Son procès est prévu pour le 02 septembre prochain. Kassem est l’un des dirigeants d’al-Tayar al-Hurr, ou Courant Libre, un groupe libéral formé en juin en opposition au gouvernement du président Abdel-Fattah al-Sisi, qui devrait briguer un troisième mandat d’ici début 2024.
Les groupes de défense des droits estiment que des dizaines de milliers de personnes ont été emprisonnées pour dissidence politique sous Sissi, qui a pris le pouvoir après avoir mené en 2013 l’éviction de Mohammed Morsi, des Frères musulmans.

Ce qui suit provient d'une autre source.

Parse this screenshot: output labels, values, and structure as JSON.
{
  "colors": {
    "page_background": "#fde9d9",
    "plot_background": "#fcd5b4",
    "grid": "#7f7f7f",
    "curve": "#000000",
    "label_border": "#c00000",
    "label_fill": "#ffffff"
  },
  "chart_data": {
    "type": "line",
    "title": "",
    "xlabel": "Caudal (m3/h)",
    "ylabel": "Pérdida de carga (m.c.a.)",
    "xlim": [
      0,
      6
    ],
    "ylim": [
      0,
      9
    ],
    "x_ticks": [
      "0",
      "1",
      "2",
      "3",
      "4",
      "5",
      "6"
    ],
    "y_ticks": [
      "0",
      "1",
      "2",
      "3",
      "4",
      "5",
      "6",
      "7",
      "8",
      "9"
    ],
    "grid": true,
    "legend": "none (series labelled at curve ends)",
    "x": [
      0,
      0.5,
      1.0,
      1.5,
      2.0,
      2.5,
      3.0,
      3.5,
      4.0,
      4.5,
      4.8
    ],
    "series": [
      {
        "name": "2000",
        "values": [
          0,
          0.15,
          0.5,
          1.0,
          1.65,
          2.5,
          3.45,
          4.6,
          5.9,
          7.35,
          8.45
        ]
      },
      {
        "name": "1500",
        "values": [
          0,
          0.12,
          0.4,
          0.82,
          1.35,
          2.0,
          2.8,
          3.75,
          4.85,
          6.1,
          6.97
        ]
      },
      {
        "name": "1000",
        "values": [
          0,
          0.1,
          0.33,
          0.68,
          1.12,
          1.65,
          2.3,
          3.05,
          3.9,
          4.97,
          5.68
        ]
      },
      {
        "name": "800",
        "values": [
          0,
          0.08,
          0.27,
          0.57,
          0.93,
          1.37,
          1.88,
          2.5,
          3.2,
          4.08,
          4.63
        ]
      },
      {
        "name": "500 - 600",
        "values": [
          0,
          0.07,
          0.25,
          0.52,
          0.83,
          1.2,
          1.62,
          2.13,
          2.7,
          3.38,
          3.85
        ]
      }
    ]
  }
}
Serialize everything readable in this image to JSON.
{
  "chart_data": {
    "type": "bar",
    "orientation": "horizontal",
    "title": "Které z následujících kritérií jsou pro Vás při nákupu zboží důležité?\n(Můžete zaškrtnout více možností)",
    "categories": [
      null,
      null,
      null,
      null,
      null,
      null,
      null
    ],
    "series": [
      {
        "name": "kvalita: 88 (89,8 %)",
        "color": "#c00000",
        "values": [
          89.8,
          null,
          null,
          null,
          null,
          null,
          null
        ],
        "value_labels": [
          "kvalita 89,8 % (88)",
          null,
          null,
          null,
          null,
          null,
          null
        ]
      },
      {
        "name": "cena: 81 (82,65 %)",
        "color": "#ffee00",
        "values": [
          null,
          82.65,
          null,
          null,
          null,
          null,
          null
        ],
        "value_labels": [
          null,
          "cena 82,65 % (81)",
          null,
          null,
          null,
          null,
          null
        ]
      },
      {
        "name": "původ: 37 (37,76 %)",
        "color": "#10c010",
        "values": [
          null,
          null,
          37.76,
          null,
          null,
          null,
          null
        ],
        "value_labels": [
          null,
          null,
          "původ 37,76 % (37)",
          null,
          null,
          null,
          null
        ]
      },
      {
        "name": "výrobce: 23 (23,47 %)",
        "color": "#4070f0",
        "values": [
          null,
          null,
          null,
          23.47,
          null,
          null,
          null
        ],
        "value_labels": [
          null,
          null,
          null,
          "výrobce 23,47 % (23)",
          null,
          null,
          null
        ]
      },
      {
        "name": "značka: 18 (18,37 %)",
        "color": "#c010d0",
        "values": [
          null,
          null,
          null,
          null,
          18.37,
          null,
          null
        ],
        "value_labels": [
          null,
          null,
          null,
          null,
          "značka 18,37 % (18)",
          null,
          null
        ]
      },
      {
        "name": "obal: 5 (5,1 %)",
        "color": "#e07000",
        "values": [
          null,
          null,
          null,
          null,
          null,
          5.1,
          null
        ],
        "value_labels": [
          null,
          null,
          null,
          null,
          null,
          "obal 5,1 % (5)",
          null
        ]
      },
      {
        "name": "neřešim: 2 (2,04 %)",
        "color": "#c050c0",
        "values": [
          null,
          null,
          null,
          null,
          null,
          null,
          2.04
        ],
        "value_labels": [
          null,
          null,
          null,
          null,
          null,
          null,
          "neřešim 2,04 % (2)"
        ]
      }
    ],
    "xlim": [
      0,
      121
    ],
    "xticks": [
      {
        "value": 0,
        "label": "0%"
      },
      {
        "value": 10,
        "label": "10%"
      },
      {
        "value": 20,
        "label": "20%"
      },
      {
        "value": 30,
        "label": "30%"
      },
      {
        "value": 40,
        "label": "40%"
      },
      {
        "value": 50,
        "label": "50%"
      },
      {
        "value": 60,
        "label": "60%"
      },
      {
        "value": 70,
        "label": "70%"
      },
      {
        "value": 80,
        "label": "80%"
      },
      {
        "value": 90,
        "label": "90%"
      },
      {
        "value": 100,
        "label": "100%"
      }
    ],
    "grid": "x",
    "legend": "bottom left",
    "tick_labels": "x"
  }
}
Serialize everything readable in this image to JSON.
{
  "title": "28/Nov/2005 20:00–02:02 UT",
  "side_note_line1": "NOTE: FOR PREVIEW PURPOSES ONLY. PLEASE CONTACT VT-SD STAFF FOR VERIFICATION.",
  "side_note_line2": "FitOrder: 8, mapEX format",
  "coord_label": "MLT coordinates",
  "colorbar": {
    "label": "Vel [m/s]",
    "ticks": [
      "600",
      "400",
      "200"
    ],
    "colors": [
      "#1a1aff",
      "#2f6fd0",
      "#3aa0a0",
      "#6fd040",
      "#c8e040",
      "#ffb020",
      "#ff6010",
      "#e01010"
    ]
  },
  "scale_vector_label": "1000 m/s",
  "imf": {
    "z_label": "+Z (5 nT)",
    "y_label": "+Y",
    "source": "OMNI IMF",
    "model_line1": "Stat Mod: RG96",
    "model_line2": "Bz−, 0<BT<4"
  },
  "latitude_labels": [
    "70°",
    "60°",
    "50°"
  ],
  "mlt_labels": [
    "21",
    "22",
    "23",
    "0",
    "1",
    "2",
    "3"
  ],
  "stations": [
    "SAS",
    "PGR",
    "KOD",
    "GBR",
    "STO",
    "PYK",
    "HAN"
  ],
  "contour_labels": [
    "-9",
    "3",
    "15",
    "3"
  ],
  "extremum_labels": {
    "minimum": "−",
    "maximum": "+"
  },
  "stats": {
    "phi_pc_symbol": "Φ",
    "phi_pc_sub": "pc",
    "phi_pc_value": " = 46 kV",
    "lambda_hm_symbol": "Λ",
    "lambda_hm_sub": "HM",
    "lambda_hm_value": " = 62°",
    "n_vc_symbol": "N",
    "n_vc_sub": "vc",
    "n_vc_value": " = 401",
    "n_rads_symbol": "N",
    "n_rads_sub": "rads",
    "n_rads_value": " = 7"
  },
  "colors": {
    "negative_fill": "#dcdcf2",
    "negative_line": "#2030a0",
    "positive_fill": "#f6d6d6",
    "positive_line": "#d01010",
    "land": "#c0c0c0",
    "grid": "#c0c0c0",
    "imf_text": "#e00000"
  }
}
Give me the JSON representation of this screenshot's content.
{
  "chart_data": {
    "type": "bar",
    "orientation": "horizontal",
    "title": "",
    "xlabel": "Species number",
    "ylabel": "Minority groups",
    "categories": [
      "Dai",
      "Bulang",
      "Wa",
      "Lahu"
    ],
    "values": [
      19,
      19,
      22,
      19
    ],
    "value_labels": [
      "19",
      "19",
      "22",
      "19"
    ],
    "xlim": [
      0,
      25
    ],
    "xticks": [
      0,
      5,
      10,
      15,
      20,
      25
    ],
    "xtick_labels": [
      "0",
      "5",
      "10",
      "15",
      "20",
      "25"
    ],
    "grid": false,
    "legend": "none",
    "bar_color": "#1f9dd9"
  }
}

Gameela Ismail, une autre organisatrice d’al-Tayar al-Hurr, a déclaré que la coalition avait l’intention de proposer ou de soutenir un candidat pour l’élection, et que le gouvernement faisait pression sur ses membres depuis sa formation.
En Egypte, Kassem a été arrêté peu après la libération de plusieurs militants de premier plan, dont Ahmed Douma, emprisonné depuis 10 ans la semaine dernière, ainsi que le chercheur Patrick Zaki et l’avocat des droits Mohamed El-Baqer en juillet dernier.